Viva takes tea with Little & Friday - the little cafe that could.
"I feel like Martha Stewart," says Kim Evans, laughing as our photographer takes her photo while she sets the table for afternoon tea. Kim, owner of popular Auckland cafes Little & Friday, is at the home of artist and friend Raewyn Turner, to celebrate the launch of her new cookbook, Treats from Little & Friday.
A quaint and airy Mt Eden villa with a wild vegetable garden out the front and countless pieces of art displayed inside, there are vintage teddy bears in the hallway, random clippings pinned to a wall and shelves heaving with books. As Kim, with the help of daughter and business partner Holly, sets the table with beautiful glass cake stands (made by Raewyn from vintage glassware and being sold through the cafes), Raewyn pops outside to pick flowers from the vegetable garden and pull feijoas from her backyard. Also here, for an intimate afternoon tea of treats from Little & Friday is Jo Ferrier of Martha's Furnishing Fabrics, Roger Wall of Martha's and Wall Fabrics, and Jo, Raewyn's 19-year-old cat, who is swiftly put outside so as to not disrupt the dainty and pretty table setting.
This isn't how Kim would normally entertain. "My style isn't as prissy as Little & Friday style," she laughs. While she is behind the distinctive Little & Friday "look" - that is, an aesthetic that is charmingly old-fashioned and a little ramshackle, with flowers, mismatched swap-a-crates as seats and vintage cutlery - her own style at home tends towards 1970s furniture, browns and lots of artwork.
"It's weird how [that aesthetic] doesn't work [with the cafe]; it's a bit grungy to go with the food," she explains.
"We painted everything white - even though it's all old furniture, we painted it all white. Next to the food, it needs to feel clean. I always feel that it's like an art gallery, so it needs to be white, to showcase the food."
As the group sit down to eat, choosing from petite versions of some of the sweets and savouries that the cafe has become famous for, conversation naturally turns to food. How Kim usually eats: "I'll tell you a secret. For about two years we've eaten takeaways most nights. I know everything about takeaways, I should write a book. That can be my next one." And on to figs: Kim mentions that she had been after some, to add to tarts, so put up a sign in the window asking, "and we were just inundated".

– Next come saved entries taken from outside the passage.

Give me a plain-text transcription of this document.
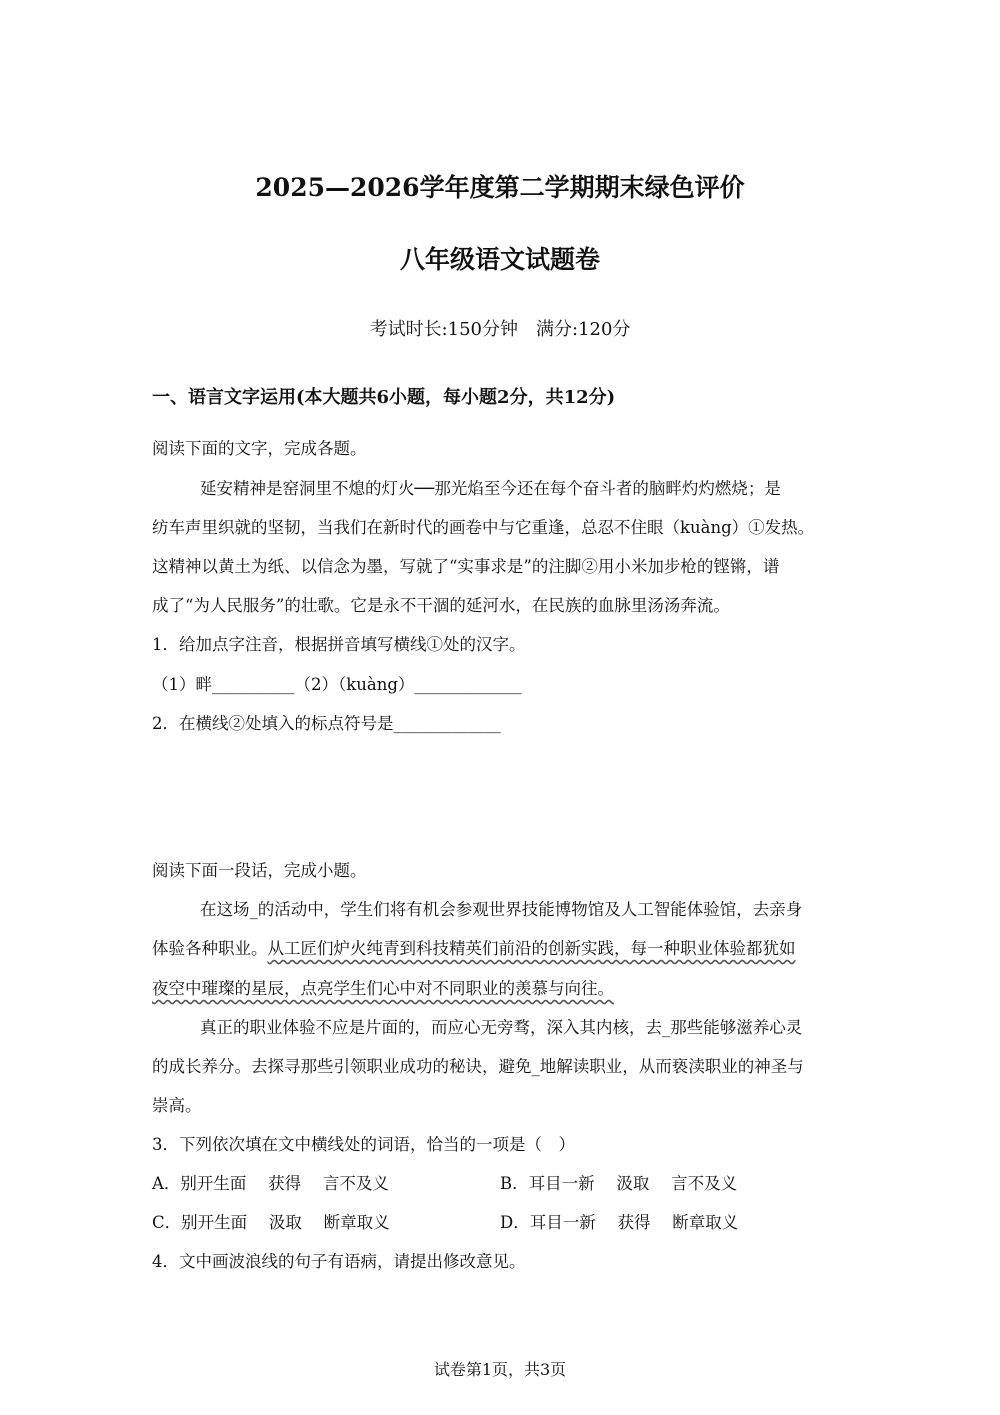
2025—2026学年度第二学期期末绿色评价
八年级语文试题卷
考试时长:150分钟　满分:120分
一、语言文字运用(本大题共6小题，每小题2分，共12分)
阅读下面的文字，完成各题。
延安精神是窑洞里不熄的灯火──那光焰至今还在每个奋斗者的脑畔灼灼燃烧；是
纺车声里织就的坚韧，当我们在新时代的画卷中与它重逢，总忍不住眼（kuàng）①发热。
这精神以黄土为纸、以信念为墨，写就了“实事求是”的注脚②用小米加步枪的铿锵，谱
成了“为人民服务”的壮歌。它是永不干涸的延河水，在民族的血脉里汤汤奔流。
1．给加点字注音，根据拼音填写横线①处的汉字。
（1）畔__________（2）（kuàng）_____________
2．在横线②处填入的标点符号是_____________
阅读下面一段话，完成小题。
在这场_的活动中，学生们将有机会参观世界技能博物馆及人工智能体验馆，去亲身
体验各种职业。从工匠们炉火纯青到科技精英们前沿的创新实践，每一种职业体验都犹如
夜空中璀璨的星辰，点亮学生们心中对不同职业的羡慕与向往。
真正的职业体验不应是片面的，而应心无旁骛，深入其内核，去_那些能够滋养心灵
的成长养分。去探寻那些引领职业成功的秘诀，避免_地解读职业，从而亵渎职业的神圣与
崇高。
3．下列依次填在文中横线处的词语，恰当的一项是（　）
A．别开生面　 获得　 言不及义	B．耳目一新　 汲取　 言不及义
C．别开生面　 汲取　 断章取义	D．耳目一新　 获得　 断章取义
4．文中画波浪线的句子有语病，请提出修改意见。
试卷第1页，共3页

The same always happens with lemons, she explains, and the cafe's cutlery and crockery were all donated too - that morning, a woman had come into the cafe with 20 glass milk bottles, like the ones they use for water, and donated them. It's that sense of community that is behind the overwhelming success of Little & Friday, although it helps too that the food is delicious, and looks like something your nana used to make. The food is vibrant, with the edible flowers that adorn most things grown out the back of their Belmont shop in their own working garden (here, they also grow tomatoes, greens, and herbs).

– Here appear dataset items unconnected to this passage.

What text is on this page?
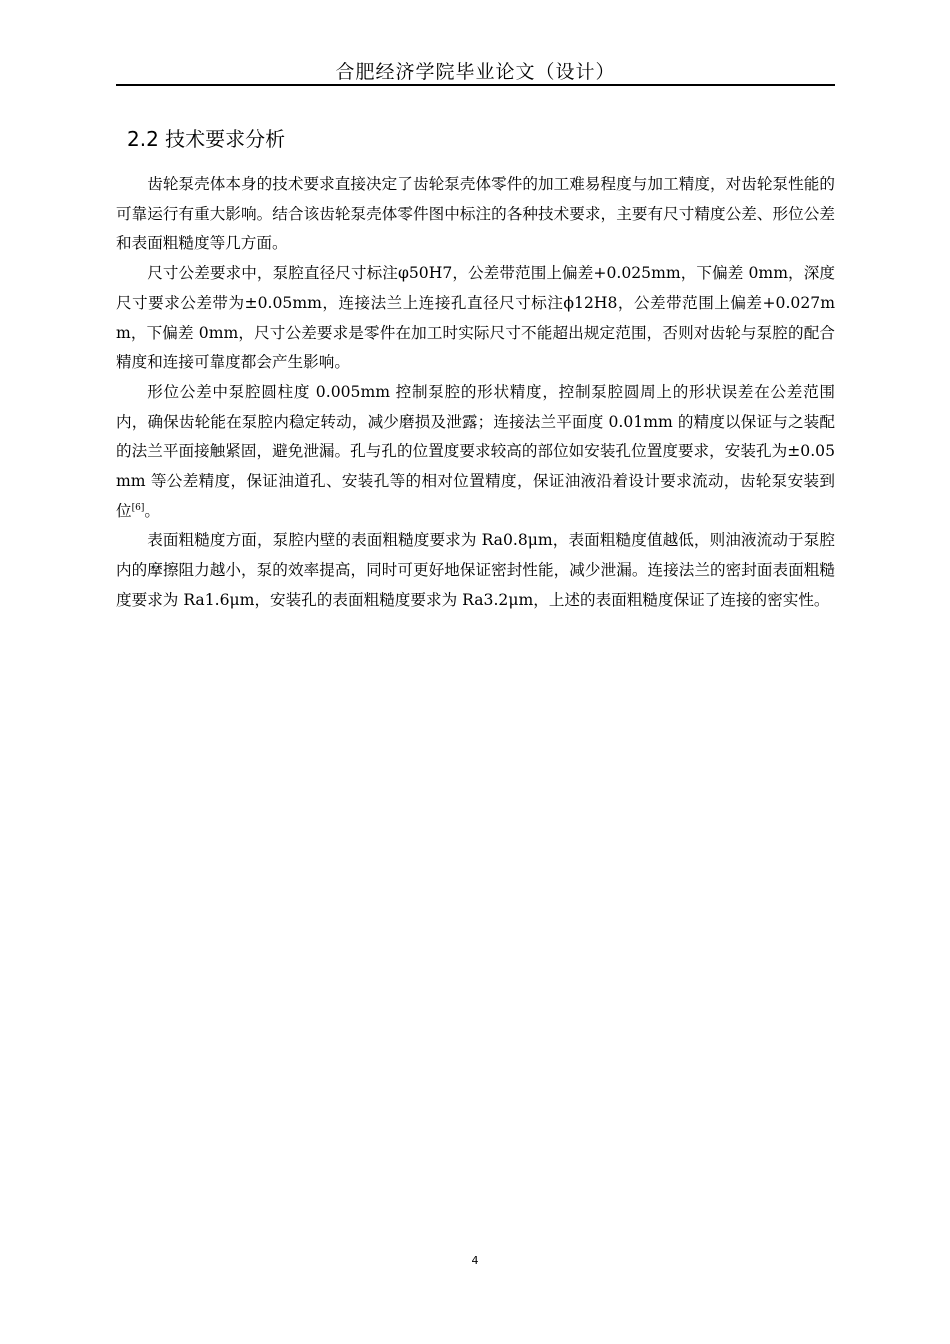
合肥经济学院毕业论文（设计）
2.2 技术要求分析

齿轮泵壳体本身的技术要求直接决定了齿轮泵壳体零件的加工难易程度与加工精度，对齿轮泵性能的可靠运行有重大影响。结合该齿轮泵壳体零件图中标注的各种技术要求，主要有尺寸精度公差、形位公差和表面粗糙度等几方面。

尺寸公差要求中，泵腔直径尺寸标注φ50H7，公差带范围上偏差+0.025mm，下偏差 0mm，深度尺寸要求公差带为±0.05mm，连接法兰上连接孔直径尺寸标注ϕ12H8，公差带范围上偏差+0.027mm，下偏差 0mm，尺寸公差要求是零件在加工时实际尺寸不能超出规定范围，否则对齿轮与泵腔的配合精度和连接可靠度都会产生影响。

形位公差中泵腔圆柱度 0.005mm 控制泵腔的形状精度，控制泵腔圆周上的形状误差在公差范围内，确保齿轮能在泵腔内稳定转动，减少磨损及泄露；连接法兰平面度 0.01mm 的精度以保证与之装配的法兰平面接触紧固，避免泄漏。孔与孔的位置度要求较高的部位如安装孔位置度要求，安装孔为±0.05mm 等公差精度，保证油道孔、安装孔等的相对位置精度，保证油液沿着设计要求流动，齿轮泵安装到位[6]。

表面粗糙度方面，泵腔内壁的表面粗糙度要求为 Ra0.8μm，表面粗糙度值越低，则油液流动于泵腔内的摩擦阻力越小，泵的效率提高，同时可更好地保证密封性能，减少泄漏。连接法兰的密封面表面粗糙度要求为 Ra1.6μm，安装孔的表面粗糙度要求为 Ra3.2μm，上述的表面粗糙度保证了连接的密实性。

4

Since opening that first small storefront cafe in an old butcher's shop on a quiet suburban street, originally open only on a Friday (hence the name), Kim's little baking empire has quietly become an Auckland institution. She never predicted such swift growth, but believes she wouldn't be as developed without the help of Jonny Calder of Supreme coffee and Roger, who suggested to her last year that she open a second outpost in his Newmarket fabric store, Martha's.

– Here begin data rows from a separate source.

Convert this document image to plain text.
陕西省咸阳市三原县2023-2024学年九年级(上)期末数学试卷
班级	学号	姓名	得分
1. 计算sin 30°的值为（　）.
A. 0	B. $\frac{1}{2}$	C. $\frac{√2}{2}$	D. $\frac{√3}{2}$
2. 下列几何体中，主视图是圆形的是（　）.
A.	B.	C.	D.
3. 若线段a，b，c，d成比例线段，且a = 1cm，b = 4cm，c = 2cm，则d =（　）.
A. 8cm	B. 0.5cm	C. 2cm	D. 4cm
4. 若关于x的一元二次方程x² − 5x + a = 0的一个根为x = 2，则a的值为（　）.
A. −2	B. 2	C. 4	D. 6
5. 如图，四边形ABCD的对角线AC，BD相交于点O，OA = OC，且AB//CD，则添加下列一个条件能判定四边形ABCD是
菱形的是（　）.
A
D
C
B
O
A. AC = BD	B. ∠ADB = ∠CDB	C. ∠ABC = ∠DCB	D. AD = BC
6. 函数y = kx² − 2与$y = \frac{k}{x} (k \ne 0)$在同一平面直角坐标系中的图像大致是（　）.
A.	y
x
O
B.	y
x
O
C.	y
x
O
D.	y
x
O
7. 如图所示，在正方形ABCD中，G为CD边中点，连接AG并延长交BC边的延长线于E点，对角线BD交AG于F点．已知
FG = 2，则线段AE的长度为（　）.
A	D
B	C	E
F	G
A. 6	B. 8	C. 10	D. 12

"And she said, 'no, I'm busy'," he laughs.
Kim relented, and now there are two Little & Friday cafes (although she describes them as "little cake shops" rather than cafes).
Today, her cookbook officially launches; a collection of some of her greatest hits, with more than 65 recipes showcasing the range of Little & Friday's kitchen.
Yes, there's the recipe for the famous cream donuts, one for the delicious lemon and coconut cakes, and another for making the best sausage rolls in Auckland.
It's an eagerly awaited book - during afternoon tea, Kim gets a phone call from a staff member saying pre-sales had sold out and they need more - made all the more charming by the photographs of food and loyal customers by Rene Vaile, a "local Belmont boy" who was suggested to her by mutual friend Steve Ferguson of the fashion label Lonely Hearts (another local). Kim says she had never thought of doing a cookbook until she was approached by the publisher - a loyal customer - but daughter Holly jokes that they had thought about doing a reality TV show, going behind the scenes of their bustling kitchen and family business, with the 4am starts and long days.
As the afternoon tea winds down, Raewyn brings out a jar of violet sugar that is promptly sniffed and tasted by all (and sprinkled on the top of the petite chocolate cakes by Kim). Talk turns to what's next for the little cafe that could, and Kim mentions the possibility of a Ponsonby cafe, as well as commercial production of gourmet biscuits for supermarkets. They have also just started to make their own "divine" ciabatta bread, which will be available in store soon (meaning even earlier mornings, explains Kim, as Holly groans).
But it's a genuine love of food and baking that pushes them to get up so early. Someone asks Kim about her favourite aspect of baking and she begins to talk poetically about the tactile nature of pastry.
"That's what I'm really passionate about. I love making all these little galettes and tarts," she explains, pointing to the display on the table.
"I like the fact that it's just butter and flour; it's this craggy mess that becomes silky -it transforms, just by working with your hands."
On the menu
* Petite chocolate cakes
* A selection of petite fruit tarts, including fresh berry; raspberry and coconut; fig and macadamia; roast plum and citron.
* Petite caramelised onion, mushroom & mozzarella galettes
* Petite caramelised onion & feta tarts
* Ti Tonic pomegranate, grapeseed and white tea
Treats from Little & Friday (Penguin $44.99) is available in bookstores now.